Three decades of wrangling over abortion, which is still illegal in Switzerland, took another turn on Thursday when the Senate voted to allow it within the first 12 weeks of a pregnancy.This content was published on September 21, 2000 - 18:25
However, the issue is by no means decided. The other chamber of parliament, the House of Representatives, wants to see a more liberal solution.
Pro-life groups, meanwhile, have made it clear they will challenge any liberalisation at the ballot box.
In theory, Switzerland has one of most restrictive abortion laws in western Europe. Under current regulations, dating back to the 1940s, abortions in Switzerland are illegal and are only allowed under exceptional circumstances.
But in reality, every year an estimated 12,000 women have an abortion. The authorities in urban regions of the country have started interpreting the law in more liberal ways over the past 10 years.
Women who wish to have an abortion need two independent medical opinions. Abortions, performed by licensed doctors, are also allowed if the life or health of a mother-to-be is in danger.
The issue of abortion has been on the agenda for the past 30 years. In 1977, voters rejected a proposal to liberalise it. In the early 1990s, parliament began considering an amended law, aimed at granting women abortions in the early stages of a pregnancy.
Thursday's debate in the Senate was marked by the question whether mandatory or voluntary counselling should be introduced. Mainly members of the Christian Democratic Party, which has its strongholds in Catholic regions, pleaded for compulsory counselling.
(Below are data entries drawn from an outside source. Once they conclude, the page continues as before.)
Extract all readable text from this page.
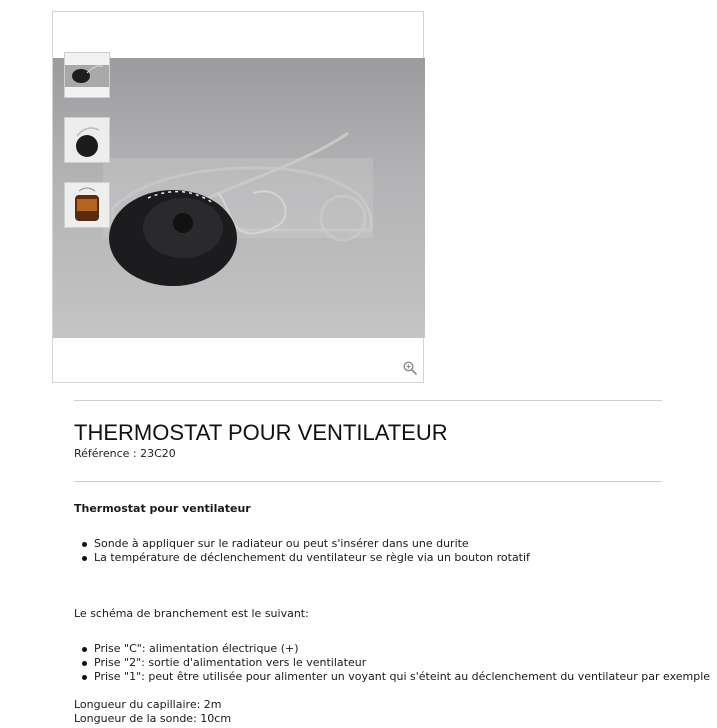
THERMOSTAT POUR VENTILATEUR
Référence : 23C20

Thermostat pour ventilateur

Sonde à appliquer sur le radiateur ou peut s'insérer dans une durite
La température de déclenchement du ventilateur se règle via un bouton rotatif

Le schéma de branchement est le suivant:

Prise "C": alimentation électrique (+)
Prise "2": sortie d'alimentation vers le ventilateur
Prise "1": peut être utilisée pour alimenter un voyant qui s'éteint au déclenchement du ventilateur par exemple

Longueur du capillaire: 2m

Longueur de la sonde: 10cm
Others put forward purely legal arguments or tried to make the bill a counter-proposal to a people's initiative by a pro-life group, which aims to tighten abortion laws.
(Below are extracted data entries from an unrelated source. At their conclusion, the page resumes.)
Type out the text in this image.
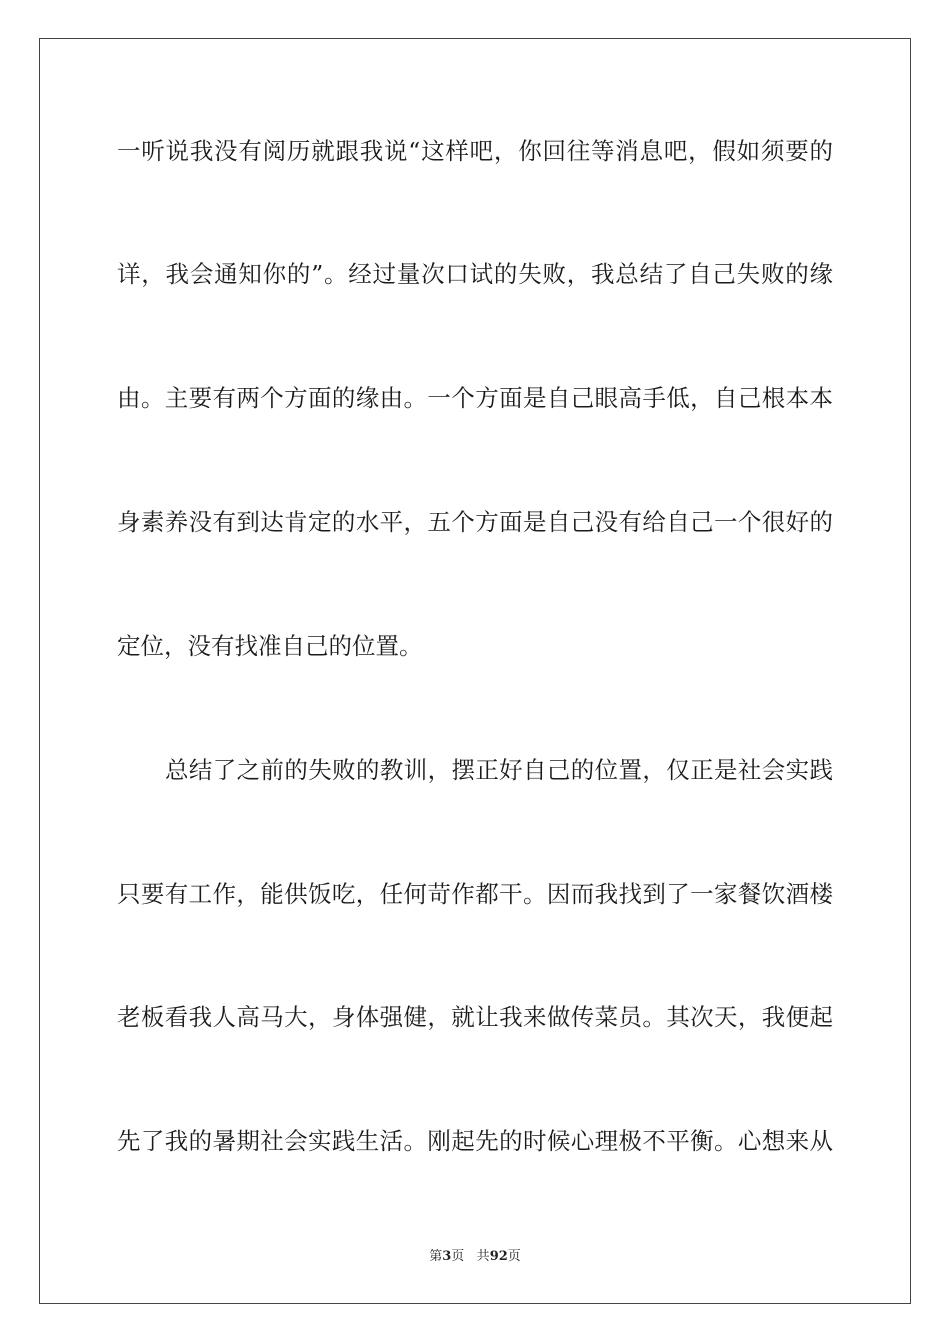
一听说我没有阅历就跟我说“这样吧，你回往等消息吧，假如须要的
详，我会通知你的”。经过量次口试的失败，我总结了自己失败的缘
由。主要有两个方面的缘由。一个方面是自己眼高手低，自己根本本
身素养没有到达肯定的水平，五个方面是自己没有给自己一个很好的
定位，没有找准自己的位置。
总结了之前的失败的教训，摆正好自己的位置，仅正是社会实践
只要有工作，能供饭吃，任何苛作都干。因而我找到了一家餐饮酒楼
老板看我人高马大，身体强健，就让我来做传菜员。其次天，我便起
先了我的暑期社会实践生活。刚起先的时候心理极不平衡。心想来从
第3页 共92页
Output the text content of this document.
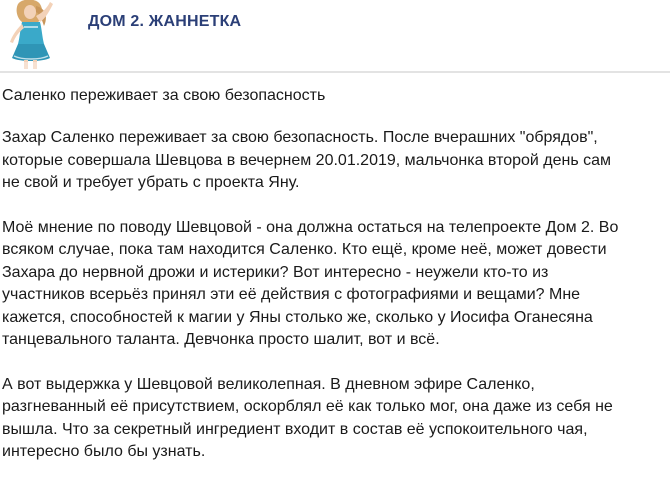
ДОМ 2. ЖАННЕТКА
Саленко переживает за свою безопасность

Захар Саленко переживает за свою безопасность. После вчерашних "обрядов",
которые совершала Шевцова в вечернем 20.01.2019, мальчонка второй день сам
не свой и требует убрать с проекта Яну.

Моё мнение по поводу Шевцовой - она должна остаться на телепроекте Дом 2. Во
всяком случае, пока там находится Саленко. Кто ещё, кроме неё, может довести
Захара до нервной дрожи и истерики? Вот интересно - неужели кто-то из
участников всерьёз принял эти её действия с фотографиями и вещами? Мне
кажется, способностей к магии у Яны столько же, сколько у Иосифа Оганесяна
танцевального таланта. Девчонка просто шалит, вот и всё.

А вот выдержка у Шевцовой великолепная. В дневном эфире Саленко,
разгневанный её присутствием, оскорблял её как только мог, она даже из себя не
вышла. Что за секретный ингредиент входит в состав её успокоительного чая,
интересно было бы узнать.
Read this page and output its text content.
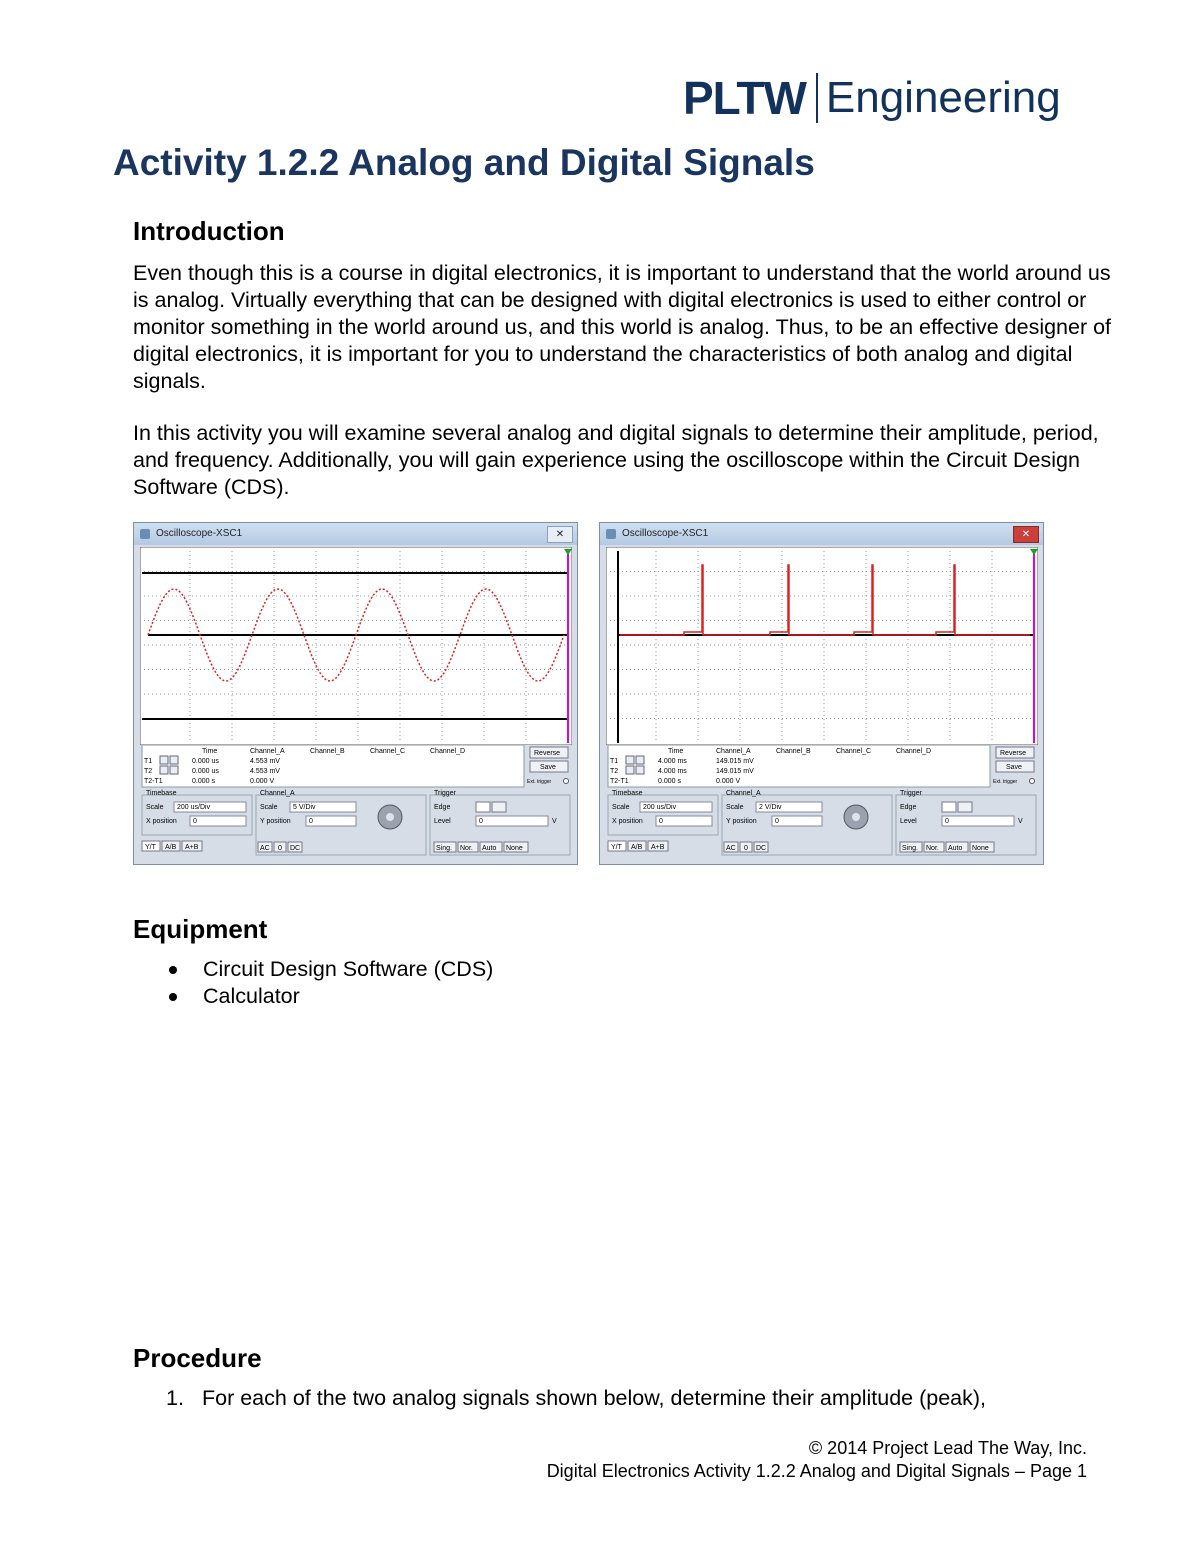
PLTW Engineering
Activity 1.2.2 Analog and Digital Signals
Introduction

Even though this is a course in digital electronics, it is important to understand that the world around us is analog. Virtually everything that can be designed with digital electronics is used to either control or monitor something in the world around us, and this world is analog. Thus, to be an effective designer of digital electronics, it is important for you to understand the characteristics of both analog and digital signals.

In this activity you will examine several analog and digital signals to determine their amplitude, period, and frequency. Additionally, you will gain experience using the oscilloscope within the Circuit Design Software (CDS).

Oscilloscope-XSC1	✕
Time	Channel_A	Channel_B	Channel_C	Channel_D
T1	0.000 us	4.553 mV
T2	0.000 us	4.553 mV
T2-T1	0.000 s	0.000 V
Reverse
Save
Ext. trigger
Timebase
Scale 200 us/Div
X position 0
Channel_A
Scale 5 V/Div
Y position	0
AC 0 DC
Trigger
Edge
Level	0	V
Sing. Nor. Auto None
Y/T A/B A+B
Oscilloscope-XSC1	✕
Time	Channel_A	Channel_B	Channel_C	Channel_D
T1	4.000 ms	149.015 mV
T2	4.000 ms	149.015 mV
T2-T1	0.000 s	0.000 V
Reverse
Save
Ext. trigger
Timebase
Scale 200 us/Div
X position 0
Channel_A
Scale 2 V/Div
Y position	0
AC 0 DC
Trigger
Edge
Level	0	V
Sing. Nor. Auto None
Y/T A/B A+B
Equipment
Circuit Design Software (CDS)
Calculator
Procedure
1. For each of the two analog signals shown below, determine their amplitude (peak),
© 2014 Project Lead The Way, Inc.
Digital Electronics Activity 1.2.2 Analog and Digital Signals – Page 1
During the debate, most speakers acknowledged that the current legal situation is absurd and hypocritical.
The justice minister, Ruth Metzler, said the government favoured a solution with mandatory counselling. She also stressed the importance of prevention and individual responsibility.
The bill now goes back to the House of Representatives, which two years ago came out in favour of allowing abortion within the first 14 weeks of a pregnancy.
If the bill gets final approval by parliament, it is highly likely to be challenged in a nationwide vote by conservative groups. However, recent opinion polls show a large majority in favour of liberalising abortion.